22/01/2026
Part 2 - When someone has allergic contact dermatitis, management tends to be less about adding treatments and more about understanding exposure, which is often where things start to improve.
Patch testing should give a specific list of chemicals rather than a general label. That list becomes useful long after the appointment, because contact allergens often turn up in unexpected places and under slightly different names. Products that feel completely unrelated can share the same ingredients.
One of the challenges is learning to read ingredient lists, which can be opaque even for clinicians. Tools such as www.incidecoder.com can be helpful here. Ingredient lists can be copied in, or individual components searched, to see what they are, where they are commonly used, and how often they are associated with irritation or allergy. It’s not a diagnostic tool, but it can make avoidance more realistic and less guesswork.
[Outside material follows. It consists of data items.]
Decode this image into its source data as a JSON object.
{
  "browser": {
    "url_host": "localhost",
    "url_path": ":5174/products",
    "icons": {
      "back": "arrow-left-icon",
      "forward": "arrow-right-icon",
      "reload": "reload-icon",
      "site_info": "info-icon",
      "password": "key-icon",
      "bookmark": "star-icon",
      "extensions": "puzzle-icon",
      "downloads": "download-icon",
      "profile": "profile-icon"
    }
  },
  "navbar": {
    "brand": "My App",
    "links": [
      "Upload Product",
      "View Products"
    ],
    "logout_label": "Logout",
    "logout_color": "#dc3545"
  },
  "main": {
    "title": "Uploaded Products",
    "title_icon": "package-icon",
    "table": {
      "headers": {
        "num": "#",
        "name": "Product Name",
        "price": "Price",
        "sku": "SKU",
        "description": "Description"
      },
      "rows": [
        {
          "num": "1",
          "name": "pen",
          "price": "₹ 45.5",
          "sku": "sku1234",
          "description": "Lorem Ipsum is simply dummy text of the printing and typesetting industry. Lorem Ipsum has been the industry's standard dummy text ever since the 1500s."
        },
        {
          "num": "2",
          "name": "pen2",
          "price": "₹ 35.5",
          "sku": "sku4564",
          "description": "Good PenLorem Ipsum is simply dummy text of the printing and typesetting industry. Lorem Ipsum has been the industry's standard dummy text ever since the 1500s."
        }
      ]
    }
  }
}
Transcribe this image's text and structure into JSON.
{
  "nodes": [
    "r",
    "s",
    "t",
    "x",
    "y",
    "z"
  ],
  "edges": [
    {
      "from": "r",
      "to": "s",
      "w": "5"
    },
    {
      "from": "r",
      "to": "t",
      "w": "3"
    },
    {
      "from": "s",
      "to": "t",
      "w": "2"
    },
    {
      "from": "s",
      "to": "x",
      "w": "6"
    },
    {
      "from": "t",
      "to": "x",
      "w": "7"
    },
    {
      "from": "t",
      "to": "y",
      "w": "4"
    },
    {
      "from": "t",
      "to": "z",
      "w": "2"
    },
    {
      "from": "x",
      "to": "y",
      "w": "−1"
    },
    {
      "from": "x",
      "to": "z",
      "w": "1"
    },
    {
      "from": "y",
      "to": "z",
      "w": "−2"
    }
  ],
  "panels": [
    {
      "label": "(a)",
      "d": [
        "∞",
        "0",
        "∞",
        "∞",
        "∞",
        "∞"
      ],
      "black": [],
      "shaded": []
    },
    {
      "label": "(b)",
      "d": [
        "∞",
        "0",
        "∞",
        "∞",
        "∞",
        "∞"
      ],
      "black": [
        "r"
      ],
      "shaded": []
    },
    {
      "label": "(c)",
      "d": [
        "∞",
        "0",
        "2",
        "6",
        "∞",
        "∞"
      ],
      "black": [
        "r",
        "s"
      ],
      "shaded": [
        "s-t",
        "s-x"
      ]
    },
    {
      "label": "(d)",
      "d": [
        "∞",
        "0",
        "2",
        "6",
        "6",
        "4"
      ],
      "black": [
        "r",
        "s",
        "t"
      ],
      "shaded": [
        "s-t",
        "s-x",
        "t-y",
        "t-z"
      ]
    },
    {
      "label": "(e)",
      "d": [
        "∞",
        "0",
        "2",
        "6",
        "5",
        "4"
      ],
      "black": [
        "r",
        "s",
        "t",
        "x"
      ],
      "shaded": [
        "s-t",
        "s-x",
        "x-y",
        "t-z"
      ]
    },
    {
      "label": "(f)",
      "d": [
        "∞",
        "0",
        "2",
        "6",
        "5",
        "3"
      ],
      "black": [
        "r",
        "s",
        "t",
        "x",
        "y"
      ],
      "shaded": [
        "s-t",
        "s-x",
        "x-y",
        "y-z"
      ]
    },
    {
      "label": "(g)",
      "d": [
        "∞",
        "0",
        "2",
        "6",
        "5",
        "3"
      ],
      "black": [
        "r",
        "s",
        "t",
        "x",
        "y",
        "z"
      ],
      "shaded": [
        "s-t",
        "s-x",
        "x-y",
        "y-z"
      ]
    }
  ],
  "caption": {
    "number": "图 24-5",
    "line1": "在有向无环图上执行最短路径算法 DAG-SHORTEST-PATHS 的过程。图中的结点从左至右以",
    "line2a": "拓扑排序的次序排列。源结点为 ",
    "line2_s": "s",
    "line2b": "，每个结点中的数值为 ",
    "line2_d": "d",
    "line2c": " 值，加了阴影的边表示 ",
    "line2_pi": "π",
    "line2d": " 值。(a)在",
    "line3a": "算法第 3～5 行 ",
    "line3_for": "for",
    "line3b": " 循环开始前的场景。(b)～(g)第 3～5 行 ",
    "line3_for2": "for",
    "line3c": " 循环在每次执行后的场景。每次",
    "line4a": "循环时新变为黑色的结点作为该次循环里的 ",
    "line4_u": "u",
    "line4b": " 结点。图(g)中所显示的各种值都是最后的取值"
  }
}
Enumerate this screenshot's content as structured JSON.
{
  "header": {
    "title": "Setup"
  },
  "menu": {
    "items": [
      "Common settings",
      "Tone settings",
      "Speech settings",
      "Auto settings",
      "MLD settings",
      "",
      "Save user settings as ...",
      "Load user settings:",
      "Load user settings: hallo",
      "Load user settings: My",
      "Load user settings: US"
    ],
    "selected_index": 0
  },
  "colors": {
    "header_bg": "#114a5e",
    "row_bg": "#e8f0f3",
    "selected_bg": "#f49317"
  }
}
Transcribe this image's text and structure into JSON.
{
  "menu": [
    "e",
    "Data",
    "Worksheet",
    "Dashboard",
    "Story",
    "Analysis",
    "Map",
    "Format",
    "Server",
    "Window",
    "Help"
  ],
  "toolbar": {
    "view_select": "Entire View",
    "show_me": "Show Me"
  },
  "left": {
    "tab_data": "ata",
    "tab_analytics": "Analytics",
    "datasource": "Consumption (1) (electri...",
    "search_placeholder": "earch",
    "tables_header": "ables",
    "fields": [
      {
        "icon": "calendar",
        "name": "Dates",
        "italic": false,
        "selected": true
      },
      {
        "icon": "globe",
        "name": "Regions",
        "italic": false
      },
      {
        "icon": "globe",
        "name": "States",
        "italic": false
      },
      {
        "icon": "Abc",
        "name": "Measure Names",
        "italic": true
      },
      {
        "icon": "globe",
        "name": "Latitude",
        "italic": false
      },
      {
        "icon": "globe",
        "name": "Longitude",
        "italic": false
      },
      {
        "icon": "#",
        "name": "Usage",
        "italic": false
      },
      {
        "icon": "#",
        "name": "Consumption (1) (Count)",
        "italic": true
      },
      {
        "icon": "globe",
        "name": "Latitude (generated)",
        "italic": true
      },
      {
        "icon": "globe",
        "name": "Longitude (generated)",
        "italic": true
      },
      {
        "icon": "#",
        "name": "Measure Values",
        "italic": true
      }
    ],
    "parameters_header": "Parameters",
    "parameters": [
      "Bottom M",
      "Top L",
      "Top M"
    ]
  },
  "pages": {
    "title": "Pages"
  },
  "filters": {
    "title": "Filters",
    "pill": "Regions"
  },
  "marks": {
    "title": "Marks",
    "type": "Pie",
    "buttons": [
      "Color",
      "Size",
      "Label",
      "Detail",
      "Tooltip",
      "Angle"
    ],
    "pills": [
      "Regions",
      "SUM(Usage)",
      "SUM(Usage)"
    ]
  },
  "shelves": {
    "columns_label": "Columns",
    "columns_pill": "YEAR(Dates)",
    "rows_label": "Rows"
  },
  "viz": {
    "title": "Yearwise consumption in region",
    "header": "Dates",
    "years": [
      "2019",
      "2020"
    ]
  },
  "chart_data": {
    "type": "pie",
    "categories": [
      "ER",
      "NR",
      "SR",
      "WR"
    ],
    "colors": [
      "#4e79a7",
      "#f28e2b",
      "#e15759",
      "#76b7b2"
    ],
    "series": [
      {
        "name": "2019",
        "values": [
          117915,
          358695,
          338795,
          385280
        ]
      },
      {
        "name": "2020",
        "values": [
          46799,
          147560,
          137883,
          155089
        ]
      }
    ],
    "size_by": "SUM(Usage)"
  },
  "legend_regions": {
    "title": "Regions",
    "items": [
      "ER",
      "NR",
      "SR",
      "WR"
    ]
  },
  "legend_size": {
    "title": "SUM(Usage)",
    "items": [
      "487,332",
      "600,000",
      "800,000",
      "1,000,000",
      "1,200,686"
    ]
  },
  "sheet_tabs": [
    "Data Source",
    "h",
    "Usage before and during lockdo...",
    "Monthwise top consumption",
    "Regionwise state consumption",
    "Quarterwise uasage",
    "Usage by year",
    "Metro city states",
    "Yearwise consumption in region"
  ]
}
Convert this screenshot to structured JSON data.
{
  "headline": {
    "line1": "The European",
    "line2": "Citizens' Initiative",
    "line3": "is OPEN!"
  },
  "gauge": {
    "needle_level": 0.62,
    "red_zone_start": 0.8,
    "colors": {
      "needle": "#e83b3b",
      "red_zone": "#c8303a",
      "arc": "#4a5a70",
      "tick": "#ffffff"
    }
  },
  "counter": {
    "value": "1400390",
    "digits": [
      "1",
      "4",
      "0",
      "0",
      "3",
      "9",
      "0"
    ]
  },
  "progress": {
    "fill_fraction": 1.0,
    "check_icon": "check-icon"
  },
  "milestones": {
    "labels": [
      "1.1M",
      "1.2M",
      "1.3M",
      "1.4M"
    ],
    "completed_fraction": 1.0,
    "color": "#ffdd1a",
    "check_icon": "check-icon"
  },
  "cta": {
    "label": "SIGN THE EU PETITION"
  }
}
Exposure is rarely dramatic. In many cases it’s repetitive, low-level contact through work, hobbies, or daily routines. Gloves, for example, can be protective, but prolonged wear, sweating and friction can introduce their own problems. Ventilation, changing who handles certain products, and reducing wet work can be just as relevant as the products themselves.
Outside work, simplification often helps. Fewer products, blander formulations, and avoiding unnecessary fragrance or multiple actives can reduce background irritation while the skin settles. This isn’t about finding a perfect routine, but about lowering the overall load on an already sensitised skin barrier.
Even with good avoidance, improvement is gradual.
Allergic contact dermatitis doesn’t switch off immediately, and the skin needs time to recover once exposure is reduced. The aim is usually progress rather than elimination, enough space for the skin to heal and stay stable.